Bazı durumlarda dörtte bir ihtimal kulağa oldukça makul gelebilir. Hatta birçok kumar oyununa göre oldukça avantajlıdır. Ancak Anthropic’in CEO’su Dario Amodei, yapay zekanın insanlık için “toplumsal yıkımla sonuçlanabilecek bir felaket” haline gelmesi ihtimalini yüzde 25 olarak değerlendirdiğinde, bu oran çok da iyimser görünmüyor.
Axios AI + DC Zirvesi’nde konuşan Amodei, “Bence işlerin çok, çok kötü gitme ihtimali yüzde 25” dedi. Ancak dikkatini daha çok “işlerin çok, çok iyi gitme ihtimalinin yüzde 75 olması”na verdiğini de ekledi.
“Çok kötü” ihtimalin anlamı
Buradaki “çok kötü”den kasıt, telefonunuzun yazım hatasıyla “tamam” kelimesini yanlış yazması değil. Amodei’nin işaret ettiği risk, tüm toplumsal sistemleri tehdit edebilecek büyüklükte senaryolar: Yanlış kullanılan yapay zeka, kontrolsüz biçimde büyüyen teknolojiler ve potansiyel varoluşsal tehlikeler.
Genellikle ütopik vaatler ya da bilimkurguya kayan felaket senaryolarıyla anılan yapay zeka tartışmalarında, Amodei’nin hem riskleri hem de ilerlemenin gerekliliğini aynı anda vurgulayan tavrı dikkat çekiyor.
Amodei sıradan bir gözlemci değil; Claude isimli yapay zekanın arkasındaki şirketin CEO’su olarak, bu teknolojiyi şekillendirenlerden biri. Yani kendi ifadesiyle risklerin farkında olsa da, aynı zamanda bu geleceği inşa eden ekibin başında bulunuyor.

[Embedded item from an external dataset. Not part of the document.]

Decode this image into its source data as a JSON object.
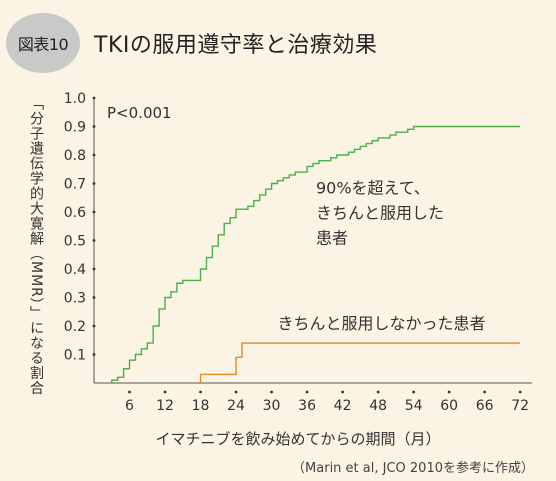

Durumu açıklarken kullandığı örnek de çarpıcı: “Eğer biri size arabanızı her çalıştırdığınızda patlama ihtimalinin dörtte bir olduğunu söylese, muhtemelen yürümeyi tercih ederdiniz.” Amodei ise tam tersine, motoru açıp sorunu çözmeye girişeceğini söylüyor.
Amodei daha önce de dikkat çekici uyarılarda bulundu. Yapay zekanın, beyaz yaka işlerinin yarısını ortadan kaldırabileceğini dile getirmiş ve ABD’nin ileri seviye çipleri Çin’e ihraç etmesine karşı çıkmıştı. Onun yaklaşımı riskleri görmezden gelmeyen, olasılıkları net bir şekilde ortaya koyan ama yine de harekete geçmeye alan bırakan bir yaklaşım olarak öne çıkıyor.
Yüzde 75’lik umut
Diğer yandan, Amodei’nin “işlerin yüzde 75 iyi gitme ihtimali” söylemi de boş bir iyimserlikten ibaret değil. Ona göre yapay zeka, sağlık alanında ilerlemelerden verimli üretim süreçlerine kadar pek çok fayda sunabilir. Hatta iklim değişikliği gibi küresel sorunlarla mücadelede bile çözümler geliştirebilir. Ancak bu noktada yapay zekanın kendi enerji tüketimi de dikkate alınması gereken bir unsur.
Ne var ki, yüzde 25’lik risk göz ardı edilemeyecek kadar büyük. Bu nedenle faydaların güvenli bir şekilde ortaya çıkması için regülasyonlar, denetimler ve güvenlik önlemleri şart. Çünkü gelecek “yüzde 75 parlak, yüzde 25 karanlık” bir tabloysa, asıl soru şu: Dengenin doğru tarafta kalmasını sağlamak için biz ne yapacağız?